Exploring the landscape and function of macrophages in Acute Myeloid Leukemia
With immune therapies being on the rise, an in-depth understanding of the immunological changes in leukemic bone marrow (BM) niches becomes critically relevant. We were triggered by the observation that expression of CD163 in the mononuclear cell population within the bone marrow of acute myeloid leukemia (AML) patients is among one of the best predictors of poor prognosis. Intriguingly however, we identified that this expression does not emerge from the leukemic blasts themselves, but from a myeloid cell population that we could characterize as tumor supportive M2-macrophages.
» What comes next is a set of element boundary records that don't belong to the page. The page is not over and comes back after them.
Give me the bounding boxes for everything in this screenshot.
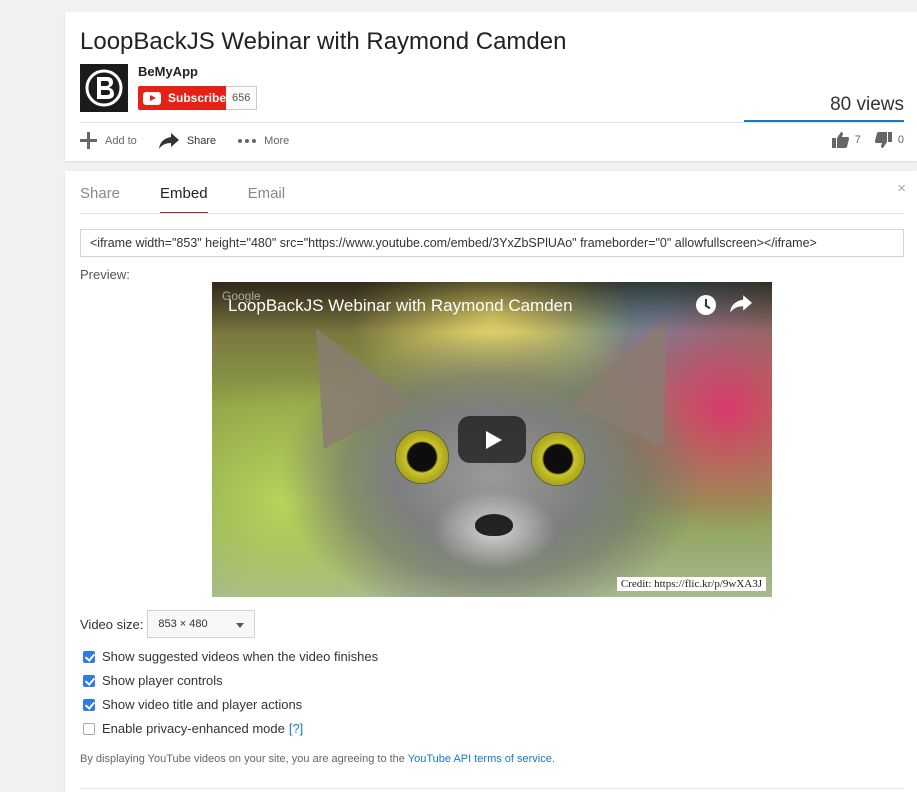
add-to-button[interactable]: Add to: [80, 132, 137, 149]
video-info-card: LoopBackJS Webinar with Raymond Camden B…: [65, 12, 917, 161]
preview-label: Preview:: [80, 267, 130, 282]
embed-preview-player[interactable]: Google LoopBackJS Webinar with Raymond C…: [212, 282, 772, 597]
option-suggested-videos[interactable]: Show suggested videos when the video fin…: [83, 649, 378, 664]
tabs-divider: [80, 213, 904, 214]
share-label: Share: [186, 134, 217, 147]
tab-embed[interactable]: Embed: [160, 185, 208, 214]
privacy-help-link[interactable]: [?]: [289, 721, 303, 736]
sentiment-bar: [744, 120, 904, 122]
terms-notice: By displaying YouTube videos on your sit…: [80, 753, 555, 765]
player-share-icon[interactable]: [730, 295, 752, 313]
terms-text: By displaying YouTube videos on your sit…: [80, 753, 405, 765]
close-icon[interactable]: ×: [897, 180, 906, 197]
cat-nose: [475, 514, 513, 536]
play-button[interactable]: [458, 416, 526, 463]
option-title-actions[interactable]: Show video title and player actions: [83, 697, 302, 712]
channel-logo-icon: [80, 64, 128, 112]
subscribe-button[interactable]: Subscribe: [138, 86, 234, 110]
action-bar: Add to Share More: [80, 132, 311, 149]
api-terms-link[interactable]: YouTube API terms of service: [408, 753, 552, 765]
dislike-button[interactable]: 0: [874, 132, 904, 148]
image-credit: Credit: https://flic.kr/p/9wXA3J: [616, 577, 766, 591]
tab-share[interactable]: Share: [80, 185, 120, 214]
video-size-row: Video size: 853 × 480: [80, 610, 256, 638]
watch-later-icon[interactable]: [696, 295, 716, 315]
share-button[interactable]: Share: [158, 132, 217, 149]
share-tabs: Share Embed Email: [80, 185, 325, 214]
tab-email[interactable]: Email: [248, 185, 286, 214]
dislike-count: 0: [897, 134, 904, 146]
option-label: Show video title and player actions: [102, 697, 303, 712]
more-dots-icon: [238, 138, 257, 143]
more-label: More: [264, 134, 290, 147]
checkbox-player-controls[interactable]: [83, 674, 95, 687]
youtube-play-icon: [143, 91, 161, 105]
add-to-label: Add to: [105, 134, 137, 147]
option-label: Show player controls: [102, 673, 223, 688]
subscriber-count: 656: [226, 86, 258, 110]
chevron-down-icon: [236, 623, 245, 628]
video-size-value: 853 × 480: [158, 618, 208, 630]
like-button[interactable]: 7: [831, 132, 861, 148]
plus-icon: [80, 132, 97, 149]
cat-eye-left: [395, 430, 449, 484]
video-size-label: Video size:: [80, 616, 144, 632]
option-label: Enable privacy-enhanced mode: [102, 721, 285, 736]
share-arrow-icon: [158, 132, 179, 149]
divider: [80, 122, 904, 123]
player-title[interactable]: LoopBackJS Webinar with Raymond Camden: [228, 296, 573, 316]
checkbox-title-actions[interactable]: [83, 698, 95, 711]
checkbox-suggested-videos[interactable]: [83, 650, 95, 663]
option-player-controls[interactable]: Show player controls: [83, 673, 223, 688]
bottom-divider: [80, 788, 904, 789]
channel-avatar[interactable]: [80, 64, 128, 112]
cat-eye-right: [531, 432, 585, 486]
thumbs-down-icon: [874, 132, 892, 148]
embed-code-field[interactable]: <iframe width="853" height="480" src="ht…: [80, 229, 904, 257]
thumbs-up-icon: [831, 132, 849, 148]
subscribe-label: Subscribe: [168, 91, 227, 105]
more-button[interactable]: More: [238, 135, 289, 147]
checkbox-privacy-mode[interactable]: [83, 722, 95, 735]
channel-name[interactable]: BeMyApp: [138, 64, 198, 79]
rating-bar: 7 0: [818, 132, 904, 148]
terms-end: .: [551, 753, 555, 765]
view-count: 80 views: [830, 94, 904, 115]
share-panel: Share Embed Email × <iframe width="853" …: [65, 171, 917, 792]
option-privacy-mode[interactable]: Enable privacy-enhanced mode [?]: [83, 721, 303, 736]
option-label: Show suggested videos when the video fin…: [102, 649, 379, 664]
video-size-select[interactable]: 853 × 480: [147, 610, 256, 638]
video-title: LoopBackJS Webinar with Raymond Camden: [80, 28, 567, 55]
like-count: 7: [854, 134, 861, 146]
Next, we studied the impact of tumor associated macrophages (TAMs) in a large cohort of AML patients.
We observed a significant decrease in CD80+-M1-macrophages and increase in CD163/CD206+-M2-macrophages in the BM and peripheral blood of AML patients. A high number of M2-macrophages was found in mutant FLT3-ITD patients and associated with lower overall survival (OS). Furthermore, macrophage and AML primary/cell line co-culture experiments indicated that the presence of M1-macrophages reduced AML growth via apoptosis and cell cycle arrest, while M2-macrophages promoted AML survival, proliferation, and drug resistance. Moreover, the exposure of M1-macrophages to AML cells repolarized M1 into M2-macrophages. Finally, we evaluated the impact of M2-macrophages on leukemogenesis in a xenograft model. It is known that primary APL patient cells are notoriously difficult to engraft in xenograft mice, and we hypothesized that co-injection of M2-macrophages might facilitate engraftment and leukemogenesis. Upon intra-femoral co-transplantation of M2-macrophages, NSGS mice developed full-blown APL with significantly decreased OS, while no engraftment was observed in control mice transplanted with APL blasts alone. Maintenance of self-renewal was shown in a secondary transplant.
We observed that the frequency of M2-macrophages is often upregulated in AML patients, correlating with poor prognosis. Our data further highlight that AMLs cells can modulate the tumour microenvironment into a tumour permissive one, which enhances proliferation and survival, allowing in vivo leukemogenesis of primary patient samples, which are difficult to engraft.